The Empty Suit Digs Deep
Barney's Divan Awaits Its Owner
New York Times spokesman Barney Calame (AKA "the public editor") rises from his divan today, and grapples yet another subject of complete indifference to Times readers. This trivia-loving parody of a newspaper ombudsman had to dig very hard to come up with this dilly. Brace yourself, friends: The Times uses freelancers!
Did you know that? Gee, I sure didn't. I could have sworn that Pableaux Johnson, author of the lead travel piece today on out-of-the-way sights in Siena, was the Times Siena Bureau Chief! Thank you, Empty Suit, for setting us straight on that. We readers really are dumb, aren't we?
So it went for an entire column today. While other issues infuriate readers, such as its improper probe into Judge John Roberts' adoptions--Calame shilled for management on that in his "web journal" yesterday--our Empty Suit gamely focuses on trivia. That is very much his job, which is to sit at a desk, blow off reader concerns, and fill his occasional columns and cobweb-covered web journal with padded dissertations on subjects nobody cares about.

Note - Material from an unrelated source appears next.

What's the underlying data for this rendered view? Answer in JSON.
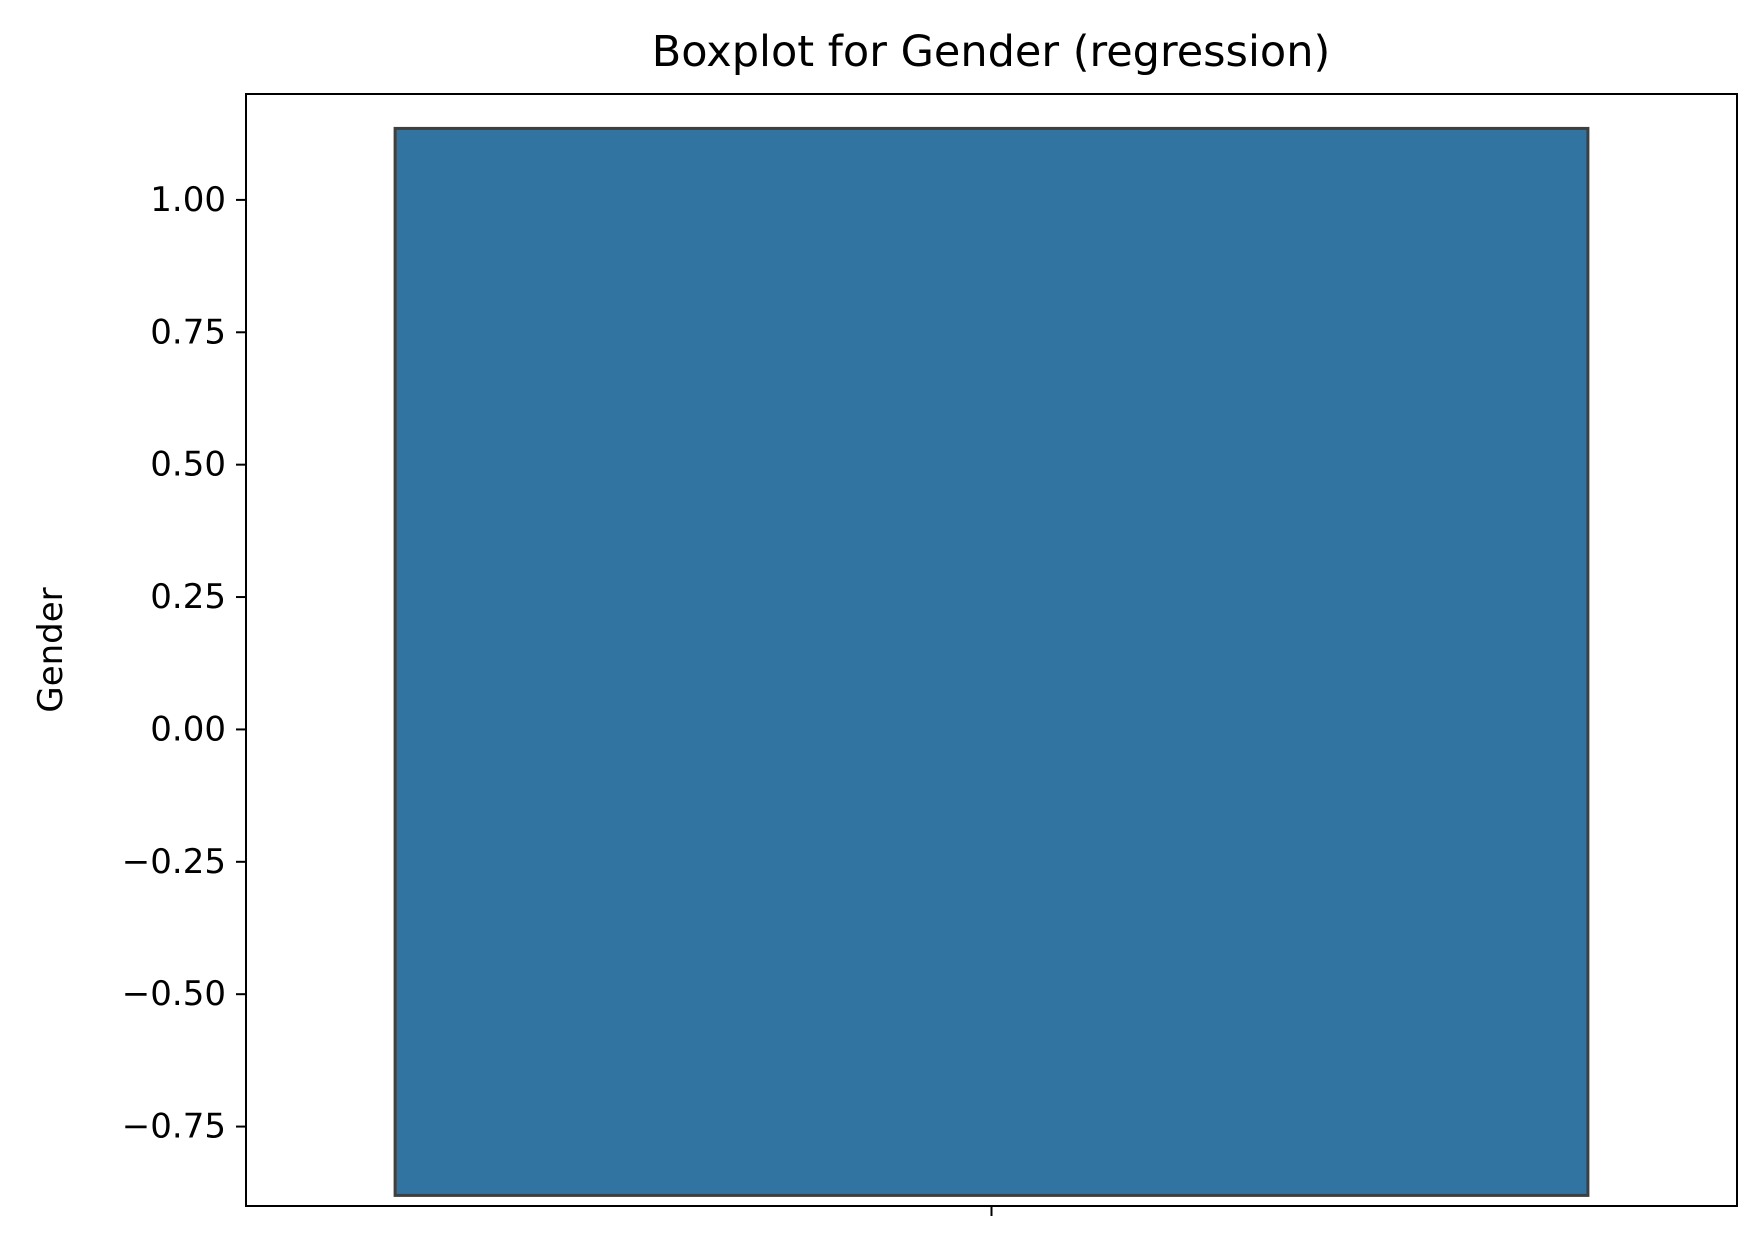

As usual, our Times spokesman hews closely to the party line, with flackery such as "Monitoring and maintaining the paper's ethical and reporting standards among the growing and far-flung army of freelancers is a crucial and complex task." (Grand, isn't it? Sure makes up for the rampant bias and distortions elsewhere in the newspaper--you know, the stuff Barney is ignoring.)
Barney doesn't have much to say on the subject of freelancers. After all, it is not a real issue, just something to use to fill up empty space. That's his job -- to fill the space and occupy the position and do nothing to offend Times editors and reporters. Speaking of which, Barney isn't going to do anything to embarass any Times writers. He actually finds something interesting, which is that freelancers aren't acquainted with Times ethics rules, but he buries it down in his piece and, management shill that he is, withholds their names. Barney wraps up his softball piece by gently suggesting that the Times consider differentiating between freelancers and staffers.
Remember all the complaints that Times reporters used to have about Dan Okrent? That's not happening to Barney. He's an OK guy as far as the Times newsroom is concerned.
Back to the divan, Barney! Another nice job. Sleep well.